Simplesmente admirável!
O que dizer de um romance histórico que me fez vibrar como poucos o conseguiram?
O que dizer de diferente do que foi dito por outros ilustres bloguistas que, com as suas opiniões, conseguiram espicaçar o meu interesse pela obra?
D. Afonso Henriques é, arriscava, a personalidade portuguesa mais conhecida de todos os portugueses, ou seja, qualquer português sabe quem foi o primeiro rei de Portugal.
Porém poucos sabem mais do que isso e aqueles que o sabem, transmitem uma figura lendária personificada em estátuas espalhadas em, pelo menos, dois dos seus castelos. Uma personagem mística, transformada em lenda e rodeada de laivos fantásticos que a tradição cristã construiu ao longo dos séculos, diria que um mito e um ícone da História.
Nesta obra, Cristina Torrão tem a capacidade de transformar a lenda num ser humano que sonhou, amou, errou, sofreu e cujo caminho foi espinhoso e cheio de reveses.
Mas a autora não se foca apenas na figura de Afonso Henriques; vai muito mais além. Assente numa escrita cinematográfica, é exímia na caracterização e na capacidade de humanizar todas as outras personagens que foram contemporâneas de Afonso.
D. Teresa, que a História transformou na horrível mãe, é sim uma mulher do seu tempo que tinha uma força de carácter imenso e que teve, posteriormente, o apreço do filho. De notar algo que é importante que percebamos: a mentalidade da época e o contexto onde se inserem as acções de Afonso Henriques e de quem o rodeava. Isso é algo que Cristina Torrão vai explanando ao longo da obra e é algo que também pode ser alvo de uma análise prévia ou posterior. D. Teresa age como age porque se considera Rainha e uma Rainha deve proteger o que é seu e efectuar os acordos que lhe sejam mais vantajosos.
D. Mafalda que irá ter uma importância enorme na vida de Afonso, D. João Peculiar, arcebispo que teve uma enorme influência no reconhecimento pelo Vaticano do título de rei de Afonso Henriques, D. Fernando, Egas Moniz e tantos outros que são aqui colocados como simples mortais e de uma forma credível. E isso é algo que me fascinou, pois sabe-se da dificuldade em efectuar uma estruturação da época e a autora efectua isso de uma forma magistral, demonstrando ser uma profunda conhecedora da época medieval.
Achei espantoso também a forma como a autora consegue inserir os acontecimentos lendários, fantásticos diria, de uma forma natural, dando-lhes verosimilhança.

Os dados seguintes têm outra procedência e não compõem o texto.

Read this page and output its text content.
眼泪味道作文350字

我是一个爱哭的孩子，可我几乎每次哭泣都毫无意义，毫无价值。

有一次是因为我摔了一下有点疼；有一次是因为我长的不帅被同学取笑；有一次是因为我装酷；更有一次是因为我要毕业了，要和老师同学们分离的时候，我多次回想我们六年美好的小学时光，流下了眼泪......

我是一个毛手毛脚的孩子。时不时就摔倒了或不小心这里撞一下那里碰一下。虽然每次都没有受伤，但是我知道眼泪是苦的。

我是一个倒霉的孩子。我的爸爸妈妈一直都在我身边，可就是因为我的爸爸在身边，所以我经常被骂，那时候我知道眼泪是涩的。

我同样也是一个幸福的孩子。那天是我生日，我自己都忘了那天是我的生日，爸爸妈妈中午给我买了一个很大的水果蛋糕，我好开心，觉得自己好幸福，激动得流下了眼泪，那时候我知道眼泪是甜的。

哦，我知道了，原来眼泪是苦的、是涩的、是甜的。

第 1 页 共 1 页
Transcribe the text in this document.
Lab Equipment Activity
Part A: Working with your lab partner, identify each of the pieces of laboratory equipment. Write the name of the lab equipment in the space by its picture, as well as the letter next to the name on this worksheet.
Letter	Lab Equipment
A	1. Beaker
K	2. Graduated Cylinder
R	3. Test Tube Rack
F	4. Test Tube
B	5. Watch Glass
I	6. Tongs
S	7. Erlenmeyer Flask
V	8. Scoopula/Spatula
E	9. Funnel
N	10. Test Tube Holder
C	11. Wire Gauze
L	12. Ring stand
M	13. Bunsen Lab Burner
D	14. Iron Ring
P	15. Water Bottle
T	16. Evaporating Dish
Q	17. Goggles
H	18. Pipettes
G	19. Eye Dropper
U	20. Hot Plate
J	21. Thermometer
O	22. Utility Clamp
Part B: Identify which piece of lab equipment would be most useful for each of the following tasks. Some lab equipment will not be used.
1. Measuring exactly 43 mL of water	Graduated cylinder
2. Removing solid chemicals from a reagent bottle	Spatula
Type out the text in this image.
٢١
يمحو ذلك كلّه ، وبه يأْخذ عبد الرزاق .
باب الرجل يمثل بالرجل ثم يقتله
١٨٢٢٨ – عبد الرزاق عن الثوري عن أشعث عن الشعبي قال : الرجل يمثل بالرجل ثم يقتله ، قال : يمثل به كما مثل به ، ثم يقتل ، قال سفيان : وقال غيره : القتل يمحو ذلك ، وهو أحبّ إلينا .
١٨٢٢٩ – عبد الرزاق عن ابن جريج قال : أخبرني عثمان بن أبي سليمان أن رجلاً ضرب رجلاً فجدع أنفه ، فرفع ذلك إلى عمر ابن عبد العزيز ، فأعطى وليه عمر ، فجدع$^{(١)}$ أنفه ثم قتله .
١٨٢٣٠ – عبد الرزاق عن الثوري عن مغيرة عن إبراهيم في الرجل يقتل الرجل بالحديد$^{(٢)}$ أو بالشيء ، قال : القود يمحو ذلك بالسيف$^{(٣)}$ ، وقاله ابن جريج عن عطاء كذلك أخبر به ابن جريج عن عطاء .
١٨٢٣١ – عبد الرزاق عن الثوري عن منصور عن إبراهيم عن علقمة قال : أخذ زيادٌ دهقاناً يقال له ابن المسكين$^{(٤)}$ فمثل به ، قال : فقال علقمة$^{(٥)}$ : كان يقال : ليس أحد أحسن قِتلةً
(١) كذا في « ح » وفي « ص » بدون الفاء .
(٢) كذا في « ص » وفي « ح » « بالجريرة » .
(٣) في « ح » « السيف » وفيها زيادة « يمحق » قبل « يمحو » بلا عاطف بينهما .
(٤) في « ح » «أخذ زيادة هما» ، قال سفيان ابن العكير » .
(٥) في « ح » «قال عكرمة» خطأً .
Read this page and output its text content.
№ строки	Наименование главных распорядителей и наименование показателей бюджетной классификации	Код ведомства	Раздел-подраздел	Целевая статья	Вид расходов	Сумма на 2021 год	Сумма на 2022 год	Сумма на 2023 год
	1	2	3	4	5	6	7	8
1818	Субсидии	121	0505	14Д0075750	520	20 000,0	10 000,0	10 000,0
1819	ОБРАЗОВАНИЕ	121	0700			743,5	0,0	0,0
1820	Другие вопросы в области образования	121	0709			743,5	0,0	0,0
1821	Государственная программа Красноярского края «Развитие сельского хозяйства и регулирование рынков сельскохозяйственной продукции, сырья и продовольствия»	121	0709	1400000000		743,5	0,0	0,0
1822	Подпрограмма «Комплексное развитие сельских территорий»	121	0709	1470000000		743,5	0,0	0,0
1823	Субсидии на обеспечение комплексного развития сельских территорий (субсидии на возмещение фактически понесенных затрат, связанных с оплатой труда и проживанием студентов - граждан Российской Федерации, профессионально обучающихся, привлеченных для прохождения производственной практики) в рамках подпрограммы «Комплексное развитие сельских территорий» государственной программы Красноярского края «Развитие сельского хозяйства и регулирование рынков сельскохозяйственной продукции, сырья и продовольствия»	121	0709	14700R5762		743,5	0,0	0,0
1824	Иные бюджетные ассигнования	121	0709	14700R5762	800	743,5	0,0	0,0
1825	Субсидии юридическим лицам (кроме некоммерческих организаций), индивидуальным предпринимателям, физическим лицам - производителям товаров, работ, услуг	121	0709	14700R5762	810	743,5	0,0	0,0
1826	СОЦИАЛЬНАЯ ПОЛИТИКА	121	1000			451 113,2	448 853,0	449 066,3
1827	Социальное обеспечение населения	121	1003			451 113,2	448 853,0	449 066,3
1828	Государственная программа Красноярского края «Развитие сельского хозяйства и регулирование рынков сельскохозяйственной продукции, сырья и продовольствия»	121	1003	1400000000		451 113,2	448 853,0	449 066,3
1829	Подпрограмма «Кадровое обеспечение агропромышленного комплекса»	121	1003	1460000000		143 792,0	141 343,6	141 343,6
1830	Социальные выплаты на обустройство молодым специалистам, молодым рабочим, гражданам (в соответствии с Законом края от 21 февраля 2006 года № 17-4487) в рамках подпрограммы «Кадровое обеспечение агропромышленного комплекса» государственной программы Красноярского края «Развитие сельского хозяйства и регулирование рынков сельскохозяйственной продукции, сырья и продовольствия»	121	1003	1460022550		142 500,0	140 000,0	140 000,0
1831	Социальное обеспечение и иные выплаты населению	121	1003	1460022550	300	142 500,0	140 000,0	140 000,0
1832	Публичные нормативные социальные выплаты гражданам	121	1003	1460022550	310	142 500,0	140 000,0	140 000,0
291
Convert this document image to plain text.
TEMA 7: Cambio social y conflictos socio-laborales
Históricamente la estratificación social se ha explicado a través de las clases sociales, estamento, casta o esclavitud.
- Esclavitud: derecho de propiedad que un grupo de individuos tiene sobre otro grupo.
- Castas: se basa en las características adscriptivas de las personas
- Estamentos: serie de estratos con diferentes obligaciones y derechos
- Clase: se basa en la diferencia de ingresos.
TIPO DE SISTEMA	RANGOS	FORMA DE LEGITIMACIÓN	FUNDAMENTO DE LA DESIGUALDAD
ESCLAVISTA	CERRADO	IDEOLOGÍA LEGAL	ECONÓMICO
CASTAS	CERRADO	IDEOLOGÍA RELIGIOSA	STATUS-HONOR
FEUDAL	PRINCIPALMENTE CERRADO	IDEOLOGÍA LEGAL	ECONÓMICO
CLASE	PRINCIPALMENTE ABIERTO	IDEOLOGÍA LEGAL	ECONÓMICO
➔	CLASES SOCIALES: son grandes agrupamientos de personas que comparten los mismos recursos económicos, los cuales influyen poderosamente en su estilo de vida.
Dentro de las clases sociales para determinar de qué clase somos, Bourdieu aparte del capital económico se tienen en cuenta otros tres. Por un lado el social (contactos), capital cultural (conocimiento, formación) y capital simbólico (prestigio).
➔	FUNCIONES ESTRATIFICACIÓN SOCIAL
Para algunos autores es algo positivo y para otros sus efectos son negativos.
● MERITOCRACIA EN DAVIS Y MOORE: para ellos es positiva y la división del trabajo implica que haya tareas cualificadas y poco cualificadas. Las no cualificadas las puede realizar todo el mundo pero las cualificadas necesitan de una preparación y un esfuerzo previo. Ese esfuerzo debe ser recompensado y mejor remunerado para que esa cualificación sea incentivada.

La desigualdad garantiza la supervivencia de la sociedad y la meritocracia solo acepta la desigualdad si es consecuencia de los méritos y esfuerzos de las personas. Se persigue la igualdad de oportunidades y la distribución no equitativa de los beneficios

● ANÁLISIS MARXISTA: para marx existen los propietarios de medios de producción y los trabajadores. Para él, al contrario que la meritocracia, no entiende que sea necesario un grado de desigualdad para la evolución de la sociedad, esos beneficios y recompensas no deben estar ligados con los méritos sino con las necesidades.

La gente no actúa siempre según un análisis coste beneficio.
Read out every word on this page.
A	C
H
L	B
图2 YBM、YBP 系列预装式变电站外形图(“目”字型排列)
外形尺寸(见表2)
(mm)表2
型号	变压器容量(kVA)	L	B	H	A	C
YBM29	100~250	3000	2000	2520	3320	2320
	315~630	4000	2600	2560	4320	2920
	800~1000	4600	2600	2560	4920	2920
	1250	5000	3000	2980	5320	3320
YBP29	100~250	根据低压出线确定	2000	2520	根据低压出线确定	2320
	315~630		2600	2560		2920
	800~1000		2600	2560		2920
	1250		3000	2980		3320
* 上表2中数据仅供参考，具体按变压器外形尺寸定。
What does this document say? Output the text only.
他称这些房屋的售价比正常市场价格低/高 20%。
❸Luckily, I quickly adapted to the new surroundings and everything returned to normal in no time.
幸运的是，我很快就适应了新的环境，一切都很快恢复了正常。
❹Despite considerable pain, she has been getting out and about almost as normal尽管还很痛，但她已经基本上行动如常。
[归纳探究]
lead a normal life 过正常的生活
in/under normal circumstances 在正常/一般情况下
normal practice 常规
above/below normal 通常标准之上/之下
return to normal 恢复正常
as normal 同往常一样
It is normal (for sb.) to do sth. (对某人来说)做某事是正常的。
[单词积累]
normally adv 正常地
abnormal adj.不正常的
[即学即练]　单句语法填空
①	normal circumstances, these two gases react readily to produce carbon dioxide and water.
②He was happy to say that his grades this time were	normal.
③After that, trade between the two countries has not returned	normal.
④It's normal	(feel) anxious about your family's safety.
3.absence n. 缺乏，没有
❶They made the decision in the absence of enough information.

Num trabalho extraordinário de reconstrução da época, a autora é minuciosa e exacta nos factos históricos, nunca os adultera e sabe colocá-los na vida do dia a dia, construindo um percurso longo que culmina com o reconhecimento pelo Papa Alexandre III do título de Rei através da bula Manifestis Probatum.
É, repito, uma obra brilhante, admirável na forma como constrói uma época e as suas mentalidades, escrita com mestria, que se lê com prazer, num folêgo e que, ao chegar ao fim, nos oferece a sensação de termos deixado amigos tal a vivacidade e a humanidade das suas personagens. Aliás, conforme foi dito numa outra opinião, penso que de facto um dos segredos da qualidade deste livro reside na sensibilidade para compreender e descrever a alma humana.
Como senão, e isso é meramente uma opinião pessoal, achei que as batalhas poderiam ter sido mais vivas, mais violentas.
Bem sei que na época as batalhas eram levadas a cabo por poucas centenas de homens e que eram relativamente curtas. Porém eram efectuadas corpo a corpo e com certeza seriam duras e violentas. Cristina Torrão dá-nos um pouco dessa imagem mas penso que as podia ter explorado melhor, até no ponto de vista das suas tácticas que são abordadas, sim, mas de uma forma algo superficial. Isso é algo que me fascina em alguns autores de romances históricos que, não demonstrando essa sensibilidade para exprimir a alma humana, têm nas suas descrições as suas mais valias e penso que é isso que falta a este romance que, sem dúvida, é um dos melhores que li até hoje e, sem dúvida, o melhor que li escrito por um(a) autor(a) português(a).